Wright made eight starts and was 0-2 with a 4.29 ERA with Azucareros de Este. In 35 2/3 innings, he allowed 34 hits, 20 runs (17 earned), walked 22 and struck out 40.
"We thought he did fine," general manager Ed Wade said. "We thought it was well worth the environment for him to go down there and get stretched out and be prepared to compete for a spot in the rotation and see where it goes.
"It certainly gives us another option from a starting point and broadens Wesley's horizons with regards to the different things he can do for the club."
Wright, 24, was a starting pitcher in high school in Alabama, but he was moved to the bullpen after the Dodgers drafted him in the seventh round in 2003. Houston got him from Los Angeles in the Rule 5 Draft in 2007.
"For me, I just want to be as versatile as possible," Wright said. "Versatility is the key to being able to stick around. The fact that I have been in the bullpen in the past and knowing I could go back, that's a good thing. Whatever to help the team win is a good thing. We'll see once Spring Training gets here."

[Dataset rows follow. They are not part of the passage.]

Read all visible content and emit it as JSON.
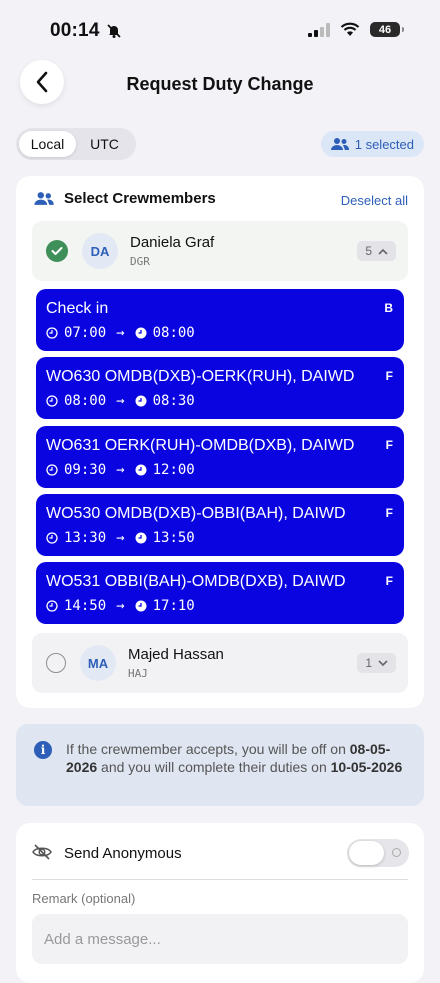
{
  "status": {
    "time": "00:14",
    "battery": "46"
  },
  "header": {
    "title": "Request Duty Change"
  },
  "timezone": {
    "options": [
      "Local",
      "UTC"
    ],
    "selected": "Local"
  },
  "selection": {
    "label": "1 selected"
  },
  "crew_section": {
    "title": "Select Crewmembers",
    "deselect_label": "Deselect all"
  },
  "crew": [
    {
      "initials": "DA",
      "name": "Daniela Graf",
      "code": "DGR",
      "count": "5",
      "selected": true,
      "duties": [
        {
          "title": "Check in",
          "tag": "B",
          "start": "07:00",
          "end": "08:00"
        },
        {
          "title": "WO630 OMDB(DXB)-OERK(RUH), DAIWD",
          "tag": "F",
          "start": "08:00",
          "end": "08:30"
        },
        {
          "title": "WO631 OERK(RUH)-OMDB(DXB), DAIWD",
          "tag": "F",
          "start": "09:30",
          "end": "12:00"
        },
        {
          "title": "WO530 OMDB(DXB)-OBBI(BAH), DAIWD",
          "tag": "F",
          "start": "13:30",
          "end": "13:50"
        },
        {
          "title": "WO531 OBBI(BAH)-OMDB(DXB), DAIWD",
          "tag": "F",
          "start": "14:50",
          "end": "17:10"
        }
      ]
    },
    {
      "initials": "MA",
      "name": "Majed Hassan",
      "code": "HAJ",
      "count": "1",
      "selected": false
    }
  ],
  "info": {
    "part1": "If the crewmember accepts, you will be off on",
    "date_off": "08-05-2026",
    "part2": "and you will complete their duties on",
    "date_complete": "10-05-2026"
  },
  "anonymous": {
    "label": "Send Anonymous",
    "enabled": false
  },
  "remark": {
    "label": "Remark (optional)",
    "placeholder": "Add a message..."
  },
  "colors": {
    "accent": "#2d5fb8",
    "duty_block": "#0a05e0",
    "selected_check": "#3f8f5a"
  }
}
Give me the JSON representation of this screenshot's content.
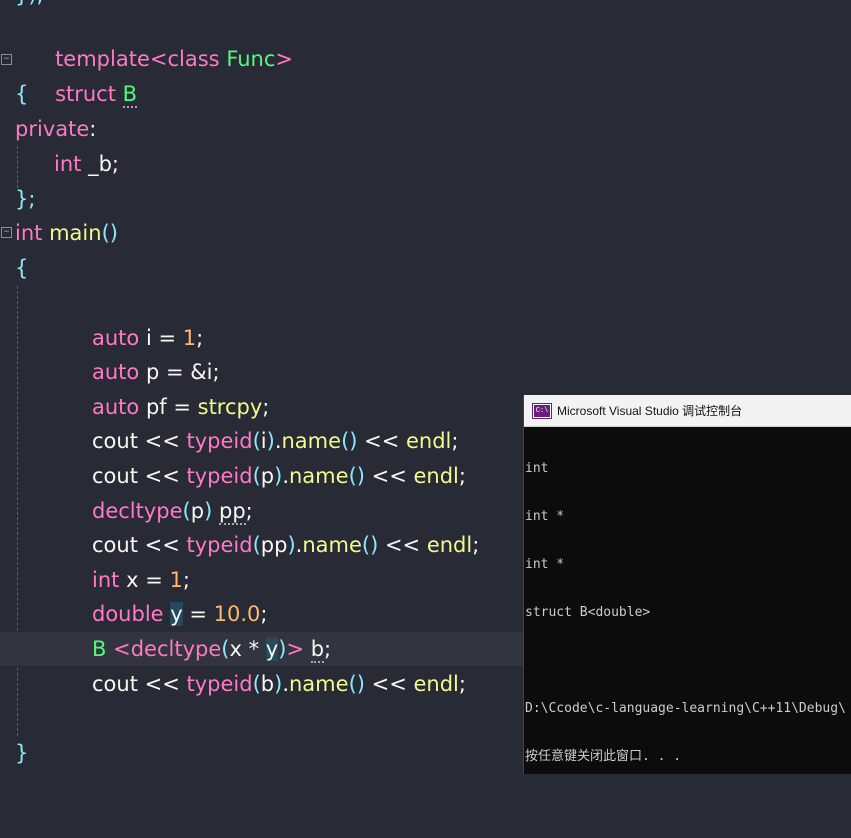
{
  "editor": {
    "lines": {
      "template_kw": "template",
      "template_lt": "<",
      "template_class": "class",
      "template_func": "Func",
      "template_gt": ">",
      "struct_kw": "struct",
      "struct_name": "B",
      "open_brace": "{",
      "private_kw": "private",
      "colon": ":",
      "member_type": "int",
      "member_name": "_b",
      "semicolon": ";",
      "close_brace_semi": "};",
      "main_type": "int",
      "main_name": "main",
      "main_parens": "()",
      "main_open": "{",
      "main_close": "}"
    },
    "body": [
      {
        "kw": "auto",
        "rest": " i = ",
        "num": "1",
        "end": ";"
      },
      {
        "kw": "auto",
        "rest": " p = &i",
        "end": ";"
      },
      {
        "kw": "auto",
        "rest": " pf = ",
        "fn": "strcpy",
        "end": ";"
      }
    ],
    "cout_lines": [
      {
        "cout": "cout",
        "op": " << ",
        "typeid": "typeid",
        "arg": "i",
        "name": "name",
        "endl": "endl"
      },
      {
        "cout": "cout",
        "op": " << ",
        "typeid": "typeid",
        "arg": "p",
        "name": "name",
        "endl": "endl"
      }
    ],
    "decltype_line": {
      "kw": "decltype",
      "arg": "p",
      "var": "pp"
    },
    "cout_pp": {
      "cout": "cout",
      "op": " << ",
      "typeid": "typeid",
      "arg": "pp",
      "name": "name",
      "endl": "endl"
    },
    "int_x": {
      "kw": "int",
      "var": "x",
      "num": "1"
    },
    "double_y": {
      "kw": "double",
      "var": "y",
      "num": "10.0"
    },
    "b_decl": {
      "cls": "B",
      "decltype": "decltype",
      "x": "x",
      "y": "y",
      "var": "b"
    },
    "cout_b": {
      "cout": "cout",
      "op": " << ",
      "typeid": "typeid",
      "arg": "b",
      "name": "name",
      "endl": "endl"
    }
  },
  "console": {
    "title": "Microsoft Visual Studio 调试控制台",
    "icon_label": "C:\\",
    "output": [
      "int",
      "int *",
      "int *",
      "struct B<double>",
      "",
      "D:\\Ccode\\c-language-learning\\C++11\\Debug\\",
      "按任意键关闭此窗口. . ."
    ]
  },
  "colors": {
    "background": "#282a36",
    "keyword": "#ff79c6",
    "type": "#8be9fd",
    "function": "#f1fa8c",
    "number": "#ffb86c",
    "class": "#50fa7b"
  }
}
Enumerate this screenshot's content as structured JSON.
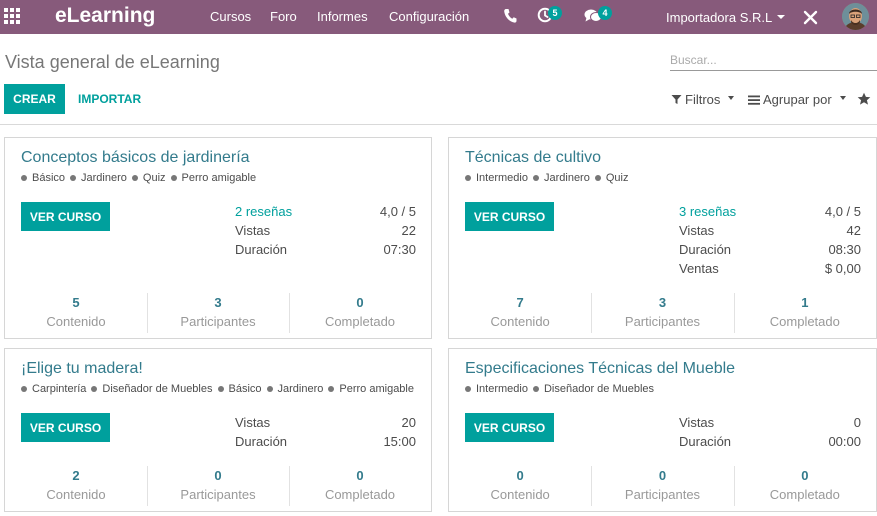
{
  "navbar": {
    "brand": "eLearning",
    "menu": [
      "Cursos",
      "Foro",
      "Informes",
      "Configuración"
    ],
    "activity_count": "5",
    "messages_count": "4",
    "company": "Importadora S.R.L",
    "icons": [
      "apps-grid-icon",
      "phone-icon",
      "activity-clock-icon",
      "chat-icon",
      "close-x-icon"
    ],
    "color": "#875a7b"
  },
  "control_panel": {
    "title": "Vista general de eLearning",
    "search_placeholder": "Buscar...",
    "create_label": "CREAR",
    "import_label": "IMPORTAR",
    "filters_label": "Filtros",
    "group_by_label": "Agrupar por"
  },
  "accent_color": "#00a09d",
  "courses": [
    {
      "title": "Conceptos básicos de jardinería",
      "tags": [
        "Básico",
        "Jardinero",
        "Quiz",
        "Perro amigable"
      ],
      "button": "VER CURSO",
      "stats": [
        {
          "label": "2 reseñas",
          "value": "4,0 / 5",
          "link": true
        },
        {
          "label": "Vistas",
          "value": "22"
        },
        {
          "label": "Duración",
          "value": "07:30"
        }
      ],
      "counters": [
        {
          "value": "5",
          "label": "Contenido"
        },
        {
          "value": "3",
          "label": "Participantes"
        },
        {
          "value": "0",
          "label": "Completado"
        }
      ]
    },
    {
      "title": "Técnicas de cultivo",
      "tags": [
        "Intermedio",
        "Jardinero",
        "Quiz"
      ],
      "button": "VER CURSO",
      "stats": [
        {
          "label": "3 reseñas",
          "value": "4,0 / 5",
          "link": true
        },
        {
          "label": "Vistas",
          "value": "42"
        },
        {
          "label": "Duración",
          "value": "08:30"
        },
        {
          "label": "Ventas",
          "value": "$ 0,00"
        }
      ],
      "counters": [
        {
          "value": "7",
          "label": "Contenido"
        },
        {
          "value": "3",
          "label": "Participantes"
        },
        {
          "value": "1",
          "label": "Completado"
        }
      ]
    },
    {
      "title": "¡Elige tu madera!",
      "tags": [
        "Carpintería",
        "Diseñador de Muebles",
        "Básico",
        "Jardinero",
        "Perro amigable"
      ],
      "button": "VER CURSO",
      "stats": [
        {
          "label": "Vistas",
          "value": "20"
        },
        {
          "label": "Duración",
          "value": "15:00"
        }
      ],
      "counters": [
        {
          "value": "2",
          "label": "Contenido"
        },
        {
          "value": "0",
          "label": "Participantes"
        },
        {
          "value": "0",
          "label": "Completado"
        }
      ]
    },
    {
      "title": "Especificaciones Técnicas del Mueble",
      "tags": [
        "Intermedio",
        "Diseñador de Muebles"
      ],
      "button": "VER CURSO",
      "stats": [
        {
          "label": "Vistas",
          "value": "0"
        },
        {
          "label": "Duración",
          "value": "00:00"
        }
      ],
      "counters": [
        {
          "value": "0",
          "label": "Contenido"
        },
        {
          "value": "0",
          "label": "Participantes"
        },
        {
          "value": "0",
          "label": "Completado"
        }
      ]
    }
  ]
}
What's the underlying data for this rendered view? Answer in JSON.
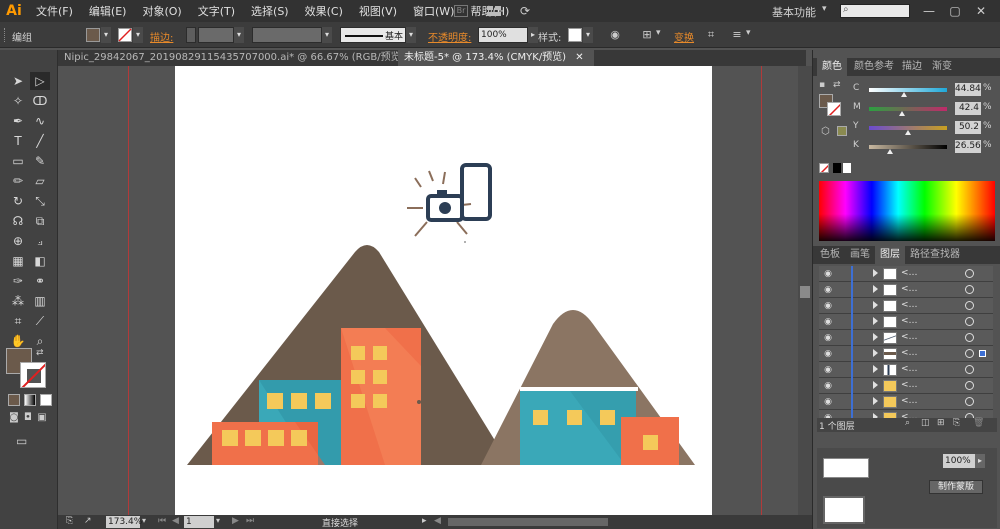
{
  "app": {
    "logo": "Ai",
    "menu": [
      "文件(F)",
      "编辑(E)",
      "对象(O)",
      "文字(T)",
      "选择(S)",
      "效果(C)",
      "视图(V)",
      "窗口(W)",
      "帮助(H)"
    ],
    "workspace": "基本功能",
    "window_controls": [
      "—",
      "▢",
      "✕"
    ]
  },
  "control_bar": {
    "selection_label": "编组",
    "stroke_label": "描边:",
    "stroke_style": "基本",
    "opacity_label": "不透明度:",
    "opacity_value": "100%",
    "style_label": "样式:",
    "transform_label": "变换",
    "fill_color": "#6b5a4b"
  },
  "tabs": [
    {
      "label": "Nipic_29842067_20190829115435707000.ai* @ 66.67% (RGB/预览)",
      "close": "✕"
    },
    {
      "label": "未标题-5* @ 173.4% (CMYK/预览)",
      "close": "✕"
    }
  ],
  "color_panel": {
    "tabs": [
      "颜色",
      "颜色参考",
      "描边",
      "渐变"
    ],
    "channels": [
      {
        "letter": "C",
        "value": "44.84",
        "fraction": 0.45,
        "gradient": [
          "#ffffff",
          "#1fa8d8"
        ]
      },
      {
        "letter": "M",
        "value": "42.4",
        "fraction": 0.42,
        "gradient": [
          "#2ba040",
          "#c02a6a"
        ]
      },
      {
        "letter": "Y",
        "value": "50.2",
        "fraction": 0.5,
        "gradient": [
          "#6b4bd0",
          "#c8a020"
        ]
      },
      {
        "letter": "K",
        "value": "26.56",
        "fraction": 0.27,
        "gradient": [
          "#c8b8a0",
          "#000000"
        ]
      }
    ],
    "percent": "%"
  },
  "layers_panel": {
    "tabs": [
      "色板",
      "画笔",
      "图层",
      "路径查找器"
    ],
    "rows": [
      "<…",
      "<…",
      "<…",
      "<…",
      "<…",
      "<…",
      "<…",
      "<…",
      "<…",
      "<…"
    ],
    "footer": "1 个图层"
  },
  "lower_panel": {
    "opacity_value": "100%",
    "make_mask_button": "制作蒙版"
  },
  "status_bar": {
    "zoom": "173.4%",
    "page": "1",
    "tool_name": "直接选择"
  },
  "colors": {
    "mountain_dark": "#6b5a4b",
    "mountain_light": "#8b7563",
    "orange": "#f0704a",
    "teal": "#3aa8b8",
    "window": "#f4c95a",
    "navy": "#2c3e55"
  }
}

Wright went at least five innings in his first five starts in the Dominican and threw as many as 90 pitches and as many as 5 2/3 innings.
"The main thing for me was learning how to face the lineup the second time around, just being able to make the adjustments to keep the guys off balance," Wright said. "The first time guys are trying to get a feel for you, and the second time they have a feel for what you have and you make the adjustments you need to make."
Wright was named the Astros' Rookie of the Year in 2008, when he made 71 appearances in his Major League debut and went 4-3 with a 5.01 ERA. Last year, he split time between the Astros and Triple-A Round Rock, struggling to find consistency.
He was 3-4 with a 5.44 ERA in 49 games during four different stints on the Major League roster and 2-1 with a 3.32 ERA in 13 games at Round Rock. He suffered from arm fatigue near the end of the season and was on the disabled list from Aug. 12-Sept. 1 with a left shoulder strain.
Wright has been used primarily as a left-handed specialist, but lefties hit .359 against him last season (righties hit .265).
"All avenues are open for him," Wade said. "Being left-handed, he brings significant value to the club. We're pretty confident that Tim Byrdak assumes a role as one of the lefties in the bullpen. If we were to decide to go with a second one, Wesley at this point in time has a great chance to stick in that role. But again, we'll go into Spring Training with an open mind."